How to make SQL Server efficient-design (itput discussion summary)

Last Update:2018-12-03 Source: Internet

Author: User

Developer on Alibaba Coud: Build your first app with APIs, SDKs, and tutorials on the Alibaba Cloud. Read more ＞

1. What factors do you consider when designing SQL Server objects to avoid performance problems?

Discussion Summary-Overall Design

L targeted design should be conducted based on the system architecture type or main operations: such as OLTP, OLAP, ETL, etc.

L clear logic, making applications easier to develop. Excellent scalability and maintainability, reducing data redundancy, etc.

L in DB management, we must start with the CPU and HDD configurations. In dB development, we must accurately design and complete the objectives of business processes, logic, functions, DB structures, and SQL commands.

L The design view should be tailored to a specific requirement, and its reusability should not be considered too much

L The trigger should also be avoided, and the functions completed by the trigger should be rewritten to the trigger statement. For tuning and performance tracking, it is more intuitive without triggers.

L first consider what kind of performance problems will occur (access performance? Insert performance ?); Next we will consider the changing characteristics of data (small tables or large tables? How often does the data change? What is the data Repeatability ?), At the same time, we also consider the business features (whether there are many accesses, many inserts, or many accesses and inserts). Then we design them based on the principles and features of sqlserver, such as whether to use indexes, is it better to use clustered indexes or non-clustered indexes? How to store table data to make full use of the features of SQL Server (such as SQL server data storage, page, and fragmentation. Do you want to use read/write splitting? Do you want to consider the whole database level ?); Finally, we need to test the objects after the design, and then find the optimal solution.

L logical database and table design. The logical design of databases, including the relationship between tables, is the core of optimizing the performance of relational databases. A good logical database design can lay a good foundation for optimizing databases and applications. Standardized database logic design includes replacing long data tables with multiple and correlated narrow tables.

L read/write splitting architecture (such as report database and transaction database deployment and separation); pay attention to physical storage; file layout (data files and log files are isolated, and log files should preferably use high-speed devices)

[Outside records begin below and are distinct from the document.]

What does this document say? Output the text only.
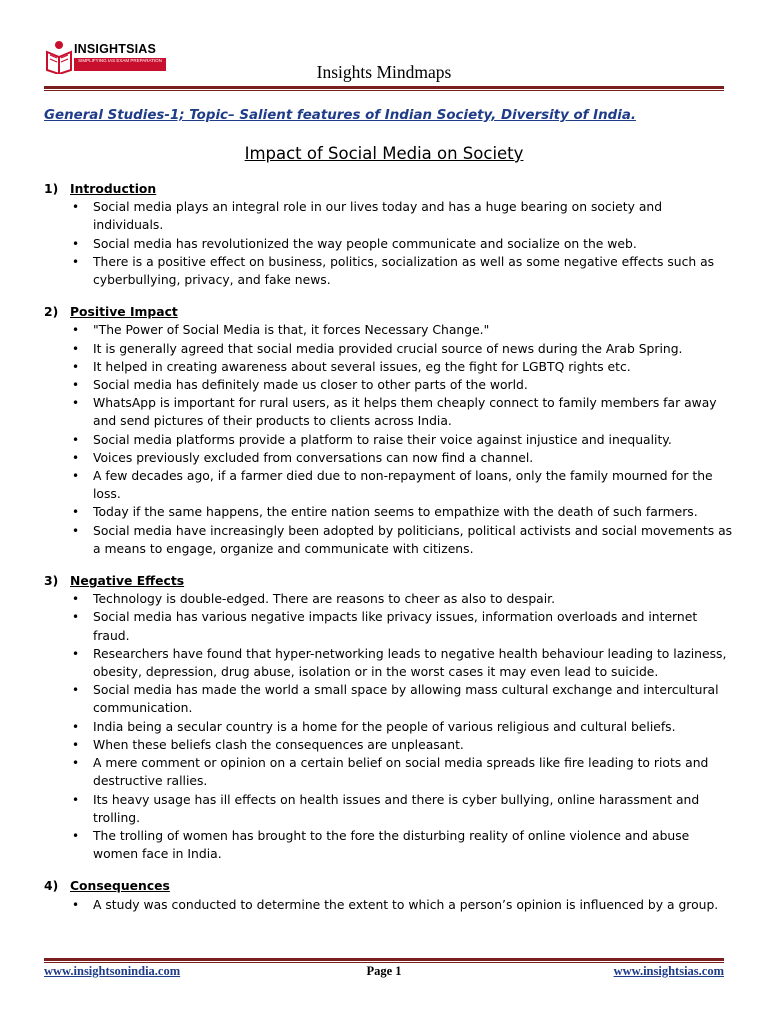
INSIGHTSIAS
SIMPLIFYING IAS EXAM PREPARATION
Insights Mindmaps
General Studies-1; Topic– Salient features of Indian Society, Diversity of India.
Impact of Social Media on Society
1) Introduction
• Social media plays an integral role in our lives today and has a huge bearing on society and individuals.
• Social media has revolutionized the way people communicate and socialize on the web.
• There is a positive effect on business, politics, socialization as well as some negative effects such as cyberbullying, privacy, and fake news.
2) Positive Impact
• "The Power of Social Media is that, it forces Necessary Change."
• It is generally agreed that social media provided crucial source of news during the Arab Spring.
• It helped in creating awareness about several issues, eg the fight for LGBTQ rights etc.
• Social media has definitely made us closer to other parts of the world.
• WhatsApp is important for rural users, as it helps them cheaply connect to family members far away and send pictures of their products to clients across India.
• Social media platforms provide a platform to raise their voice against injustice and inequality.
• Voices previously excluded from conversations can now find a channel.
• A few decades ago, if a farmer died due to non-repayment of loans, only the family mourned for the loss.
• Today if the same happens, the entire nation seems to empathize with the death of such farmers.
• Social media have increasingly been adopted by politicians, political activists and social movements as a means to engage, organize and communicate with citizens.
3) Negative Effects
• Technology is double-edged. There are reasons to cheer as also to despair.
• Social media has various negative impacts like privacy issues, information overloads and internet fraud.
• Researchers have found that hyper-networking leads to negative health behaviour leading to laziness, obesity, depression, drug abuse, isolation or in the worst cases it may even lead to suicide.
• Social media has made the world a small space by allowing mass cultural exchange and intercultural communication.
• India being a secular country is a home for the people of various religious and cultural beliefs.
• When these beliefs clash the consequences are unpleasant.
• A mere comment or opinion on a certain belief on social media spreads like fire leading to riots and destructive rallies.
• Its heavy usage has ill effects on health issues and there is cyber bullying, online harassment and trolling.
• The trolling of women has brought to the fore the disturbing reality of online violence and abuse women face in India.
4) Consequences
• A study was conducted to determine the extent to which a person’s opinion is influenced by a group.
www.insightsonindia.com	Page 1	www.insightsias.com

L considering the size of the database and the size of the key table, the size of the database file group and the internal partition should also be taken into account. Here we can consider it together with the disk.

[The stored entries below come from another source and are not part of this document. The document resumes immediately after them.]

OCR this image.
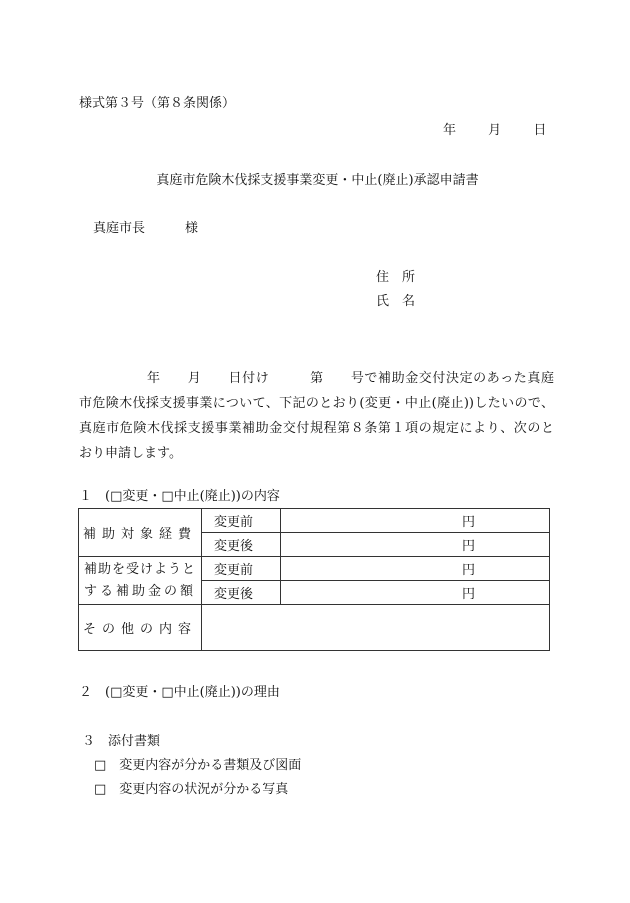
様式第３号（第８条関係）
年 月 日
真庭市危険木伐採支援事業変更・中止(廃止)承認申請書
真庭市長	様
住　所
氏　名

　　　　　年　　月　　日付け　　　第　　号で補助金交付決定のあった真庭

市危険木伐採支援事業について、下記のとおり(変更・中止(廃止))したいので、

真庭市危険木伐採支援事業補助金交付規程第８条第１項の規定により、次のと

おり申請します。

１　(□変更・□中止(廃止))の内容
補助対象経費	変更前	円
	変更後	円

補助を受けようと
する補助金の額	変更前	円
	変更後	円
その他の内容		
２　(□変更・□中止(廃止))の理由
３　添付書類
□　変更内容が分かる書類及び図面
□　変更内容の状況が分かる写真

L hardware second-level cache affects data, logs, and indexes stored on different I/O devices, increasing the reading speed. The larger the data size (size), the more important it is to increase I/O.

Discussion and summarization-table and index design

L analysis of table application scenarios, including log tables, parameter tables, and frequently updated and deleted tables

L reasonable estimation of table data volume, which can be divided into large tables, medium tables, and small tables. Consider large table partitions/shards.

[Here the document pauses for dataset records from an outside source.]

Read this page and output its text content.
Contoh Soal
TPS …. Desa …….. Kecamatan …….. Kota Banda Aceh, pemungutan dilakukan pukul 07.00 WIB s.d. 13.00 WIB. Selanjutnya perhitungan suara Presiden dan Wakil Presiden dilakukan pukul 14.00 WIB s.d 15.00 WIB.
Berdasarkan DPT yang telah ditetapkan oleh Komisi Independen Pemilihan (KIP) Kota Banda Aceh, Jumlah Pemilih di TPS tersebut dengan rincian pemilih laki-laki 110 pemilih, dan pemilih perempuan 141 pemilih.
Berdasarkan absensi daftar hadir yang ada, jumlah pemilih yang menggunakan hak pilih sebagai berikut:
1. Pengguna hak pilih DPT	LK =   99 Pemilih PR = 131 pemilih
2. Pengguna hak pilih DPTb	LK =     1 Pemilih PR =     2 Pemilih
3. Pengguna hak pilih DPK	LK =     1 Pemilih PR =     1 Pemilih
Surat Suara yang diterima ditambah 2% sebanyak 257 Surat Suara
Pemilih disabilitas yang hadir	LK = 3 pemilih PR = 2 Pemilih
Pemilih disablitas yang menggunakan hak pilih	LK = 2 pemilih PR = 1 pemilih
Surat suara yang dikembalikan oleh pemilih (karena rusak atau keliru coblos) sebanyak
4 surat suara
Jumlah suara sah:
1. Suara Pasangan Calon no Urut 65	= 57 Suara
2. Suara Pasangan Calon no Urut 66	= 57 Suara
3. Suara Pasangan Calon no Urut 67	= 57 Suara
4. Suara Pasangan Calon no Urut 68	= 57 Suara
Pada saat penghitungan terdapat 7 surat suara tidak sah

L clear logic and physical model design requires a third paradigm and an inverse Paradigm (refer to some of the following scenarios)

L The logical structure can be appropriately redundant to avoid too many table associations. The physical structure can be highly selective in disk policies, table partitions, and read/write splitting.

L when designing table objects, consider functions first, and then performance. If there are too many fields in the table, consider splitting multiple small objects (small tables). If the table has low access frequency but requires a large storage space, consider splitting other storage

L The Archive mechanism should be well considered to ensure that the data volume of Online Business tables cannot be too large, and the remaining data should be in historical tables. Otherwise, it would be hard to make a single SQL Server table of hundreds of millions of tables.

L select appropriate data types based on business needs to save data space while improving efficiency

L use data types that occupy as little space as possible to store data, such as date, smalldatetime, smallint, tinyint, etc.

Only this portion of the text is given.